We now want to highlight that some of the actual research done by scientists to identify and demonstrate the adaptive effect of TEs in Drosophila, which was accomplished by following similar sorts of procedures to the ones you have been learning in these modules. We have attached a summary of some of these international investigations that may be of interest to you, and you test yourself as a young scientist.
As you can read, there is a variety of molecular mechanisms in which TE insertions can lead to an adaptive effect: they can result in the generation of new or more abundant gene transcripts, they can inactivate them, or they can increase specific transcripts in certain tissues. After you finish reading, you will easily be able to see how there are very few TEs whose adaptive effects are already known, so there is still a lot of work to do. Who’s in!?
Annex I: Current information about candidate TEs to be adaptive in Drosophila melanogaster
How can we distinguish mutations that are adaptive from those that are not?
If a mutation causes flies to have more descendants, there will be more flies in each generation which that mutation; so the population frequency will increase. TEs present in the genome at high frequencies are very good candidates to work with. Remember, we cannot distinguish adaptive TEs present at high frequencies from neutral TEs whose frequency increase is stochastic or random.
As we already know, when there is no recombination, cell control mechanisms are very relaxed, so let’s exclude as candidate TEs all those that are present in these kinds of regions. In other words, let’s remove those TEs present in zero recombination regions in the genome. It is possible we might lose some adaptive TEs, but the risk is worth it.
We are going to select a TE subgroup from our data list, which we’ve previously imported in R.
In R, the function we need is called “subset”. This is how it works:
new_list <- subset(data_file, condition_variable)
Have a look at the real code file in the text file.
REMEMBER: conditions in R are:
- Equal to: ==
- Different to: !=
- Greater than: >
- Lower than: <
- For multiple conditions and the same time, you can use & (and) or | (or)
4.1. TEST YOURSELF
4.2. Changing the parameters to check how the results vary
The 10% threshold is a value randomly chosen – we’re assuming that the TEs present at frequencies higher than 10% could be relevant for the population. However, how does changing the threshold affect the number of candidate TEs?
Let’s check what happens if we modify the threshold value. How many candidate TEs do we have (those in recombination regions and inside or in the nearby of other genes) with the new threshold?

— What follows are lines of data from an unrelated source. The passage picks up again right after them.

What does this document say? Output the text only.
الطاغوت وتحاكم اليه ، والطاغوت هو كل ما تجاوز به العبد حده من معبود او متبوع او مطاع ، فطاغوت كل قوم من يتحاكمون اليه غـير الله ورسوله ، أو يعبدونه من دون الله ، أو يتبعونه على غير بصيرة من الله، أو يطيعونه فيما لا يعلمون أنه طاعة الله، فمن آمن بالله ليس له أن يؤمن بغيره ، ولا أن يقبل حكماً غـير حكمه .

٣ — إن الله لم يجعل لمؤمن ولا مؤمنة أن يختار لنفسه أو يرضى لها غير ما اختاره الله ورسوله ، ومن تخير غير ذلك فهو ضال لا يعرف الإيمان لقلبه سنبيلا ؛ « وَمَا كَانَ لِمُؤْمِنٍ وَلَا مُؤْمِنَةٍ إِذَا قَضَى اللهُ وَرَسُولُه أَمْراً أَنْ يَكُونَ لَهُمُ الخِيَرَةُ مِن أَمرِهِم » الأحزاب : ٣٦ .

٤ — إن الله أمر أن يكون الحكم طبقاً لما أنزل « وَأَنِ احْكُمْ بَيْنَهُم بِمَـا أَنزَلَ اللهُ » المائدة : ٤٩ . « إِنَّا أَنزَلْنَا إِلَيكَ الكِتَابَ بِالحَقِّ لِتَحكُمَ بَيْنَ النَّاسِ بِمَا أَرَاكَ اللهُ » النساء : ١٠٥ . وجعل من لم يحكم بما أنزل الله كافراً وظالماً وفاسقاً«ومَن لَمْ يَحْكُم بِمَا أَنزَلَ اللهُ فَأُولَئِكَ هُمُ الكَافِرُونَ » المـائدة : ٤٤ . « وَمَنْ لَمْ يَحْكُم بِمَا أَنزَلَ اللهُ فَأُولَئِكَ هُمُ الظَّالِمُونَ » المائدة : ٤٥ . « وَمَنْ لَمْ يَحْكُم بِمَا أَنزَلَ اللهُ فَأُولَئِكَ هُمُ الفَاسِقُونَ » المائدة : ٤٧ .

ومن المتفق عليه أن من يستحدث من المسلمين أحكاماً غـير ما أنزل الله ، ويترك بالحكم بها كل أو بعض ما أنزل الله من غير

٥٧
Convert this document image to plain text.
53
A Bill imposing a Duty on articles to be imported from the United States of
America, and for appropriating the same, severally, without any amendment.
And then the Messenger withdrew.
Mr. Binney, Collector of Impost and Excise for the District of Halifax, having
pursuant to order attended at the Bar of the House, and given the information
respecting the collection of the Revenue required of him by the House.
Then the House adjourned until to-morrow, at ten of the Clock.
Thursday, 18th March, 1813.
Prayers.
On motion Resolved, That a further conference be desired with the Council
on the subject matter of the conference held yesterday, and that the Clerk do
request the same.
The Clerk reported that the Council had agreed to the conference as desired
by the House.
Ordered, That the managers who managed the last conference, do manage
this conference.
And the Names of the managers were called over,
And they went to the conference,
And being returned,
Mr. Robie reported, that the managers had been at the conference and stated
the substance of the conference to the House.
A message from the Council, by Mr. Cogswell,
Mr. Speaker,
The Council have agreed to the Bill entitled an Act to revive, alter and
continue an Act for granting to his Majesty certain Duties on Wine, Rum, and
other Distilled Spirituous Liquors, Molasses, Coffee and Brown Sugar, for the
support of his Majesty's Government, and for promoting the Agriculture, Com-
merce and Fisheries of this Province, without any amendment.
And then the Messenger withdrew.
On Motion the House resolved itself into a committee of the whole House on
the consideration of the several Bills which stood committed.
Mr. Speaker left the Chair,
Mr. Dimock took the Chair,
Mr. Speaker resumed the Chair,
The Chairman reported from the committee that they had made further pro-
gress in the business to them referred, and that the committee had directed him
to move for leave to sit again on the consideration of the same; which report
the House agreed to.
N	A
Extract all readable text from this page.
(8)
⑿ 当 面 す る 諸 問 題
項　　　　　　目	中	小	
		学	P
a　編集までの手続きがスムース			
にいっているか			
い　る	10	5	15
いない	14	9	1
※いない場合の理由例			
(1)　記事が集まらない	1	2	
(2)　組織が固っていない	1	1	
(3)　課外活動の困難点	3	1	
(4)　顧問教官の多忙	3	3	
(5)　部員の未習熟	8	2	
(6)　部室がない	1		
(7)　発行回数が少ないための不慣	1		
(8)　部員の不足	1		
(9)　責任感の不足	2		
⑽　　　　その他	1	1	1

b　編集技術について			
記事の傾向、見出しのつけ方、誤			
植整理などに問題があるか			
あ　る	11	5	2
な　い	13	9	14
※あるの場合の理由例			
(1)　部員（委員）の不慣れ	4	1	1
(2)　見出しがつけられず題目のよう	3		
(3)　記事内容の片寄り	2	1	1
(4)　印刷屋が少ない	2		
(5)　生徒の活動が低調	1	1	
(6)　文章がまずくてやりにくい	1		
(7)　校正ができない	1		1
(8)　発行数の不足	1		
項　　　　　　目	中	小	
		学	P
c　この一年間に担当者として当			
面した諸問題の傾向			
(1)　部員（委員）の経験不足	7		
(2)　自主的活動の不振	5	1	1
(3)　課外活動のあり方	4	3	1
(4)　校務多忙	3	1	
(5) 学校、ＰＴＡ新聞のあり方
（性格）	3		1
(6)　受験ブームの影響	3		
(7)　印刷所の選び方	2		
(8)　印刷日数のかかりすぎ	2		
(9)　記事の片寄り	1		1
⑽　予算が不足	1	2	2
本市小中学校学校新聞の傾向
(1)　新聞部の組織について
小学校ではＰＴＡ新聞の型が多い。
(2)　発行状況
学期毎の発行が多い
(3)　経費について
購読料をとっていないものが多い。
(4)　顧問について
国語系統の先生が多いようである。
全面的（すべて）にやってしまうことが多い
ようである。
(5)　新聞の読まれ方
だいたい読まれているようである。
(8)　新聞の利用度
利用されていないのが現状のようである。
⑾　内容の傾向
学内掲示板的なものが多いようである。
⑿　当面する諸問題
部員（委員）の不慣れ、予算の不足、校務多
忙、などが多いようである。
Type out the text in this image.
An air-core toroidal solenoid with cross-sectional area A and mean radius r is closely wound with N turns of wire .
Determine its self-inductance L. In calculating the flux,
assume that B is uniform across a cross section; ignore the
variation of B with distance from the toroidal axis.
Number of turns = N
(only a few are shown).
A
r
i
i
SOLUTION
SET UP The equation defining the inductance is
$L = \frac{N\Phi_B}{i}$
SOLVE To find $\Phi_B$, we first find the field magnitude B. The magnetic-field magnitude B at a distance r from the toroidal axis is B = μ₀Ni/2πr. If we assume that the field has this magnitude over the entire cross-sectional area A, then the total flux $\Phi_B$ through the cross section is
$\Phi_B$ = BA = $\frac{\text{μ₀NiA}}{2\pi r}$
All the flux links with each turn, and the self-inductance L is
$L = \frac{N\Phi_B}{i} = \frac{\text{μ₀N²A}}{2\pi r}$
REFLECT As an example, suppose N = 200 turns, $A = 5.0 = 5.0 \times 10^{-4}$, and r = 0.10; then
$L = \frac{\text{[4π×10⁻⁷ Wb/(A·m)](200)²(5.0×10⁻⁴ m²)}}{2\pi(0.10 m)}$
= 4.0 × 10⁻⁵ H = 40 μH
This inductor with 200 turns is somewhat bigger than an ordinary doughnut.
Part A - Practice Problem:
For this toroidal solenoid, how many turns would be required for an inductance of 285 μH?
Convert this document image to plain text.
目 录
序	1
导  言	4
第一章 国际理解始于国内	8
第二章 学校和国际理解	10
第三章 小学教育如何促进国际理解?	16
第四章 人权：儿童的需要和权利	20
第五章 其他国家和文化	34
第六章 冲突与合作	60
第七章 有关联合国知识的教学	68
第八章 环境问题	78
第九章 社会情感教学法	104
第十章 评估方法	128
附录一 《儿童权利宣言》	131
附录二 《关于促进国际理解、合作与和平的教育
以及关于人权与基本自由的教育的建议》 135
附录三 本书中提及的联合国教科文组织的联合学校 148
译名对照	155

Have a look in the examples in the code file.
4.2. TEST YOURSELF
How do we know what the proper parameters are? We can’t. We can instead generate a hypothesis and validate it. Validation is the work done in the lab, and it is highly important. Once we have a candidate list of TEs, we have to check in the lab if we are right. What we learn from this will be useful for future analysis.
4.3. TEST YOURSELF
Check if the validated TEs are on the list
The last step is to validate our list with the candidate TEs thought to be responsible for the fly’s adaptation out of Africa to its new environments. Lab work takes many years, but some discoveries have been already been made. We can look for those TEs already shown to be adaptive in Drosophila, and check how many of them are in our lists.
In Annex I, you can read about 6 TEs already validated in Drosophila melanogaster. Once you get the “FBti” ID from the text, you can look it up in our data file, to check if they are in our “out-of-Africa” candidate TE list
As you see, in selecting a small number of populations (5 in this case), we are “losing” an important number of adaptive TEs. Most probably, not all the 55 candidate TEs will be adaptive; and we know that there are more adaptive TEs than those that are in our lists.
Scientific results are accumulative; and the more we learn, the better we can understand what is going on in nature. New hypothesis emerge from previous results, and that’s how the knowledge continues to grow.
There is still a lot of work to do, and hopefully, with your work, you are helping us to move forward.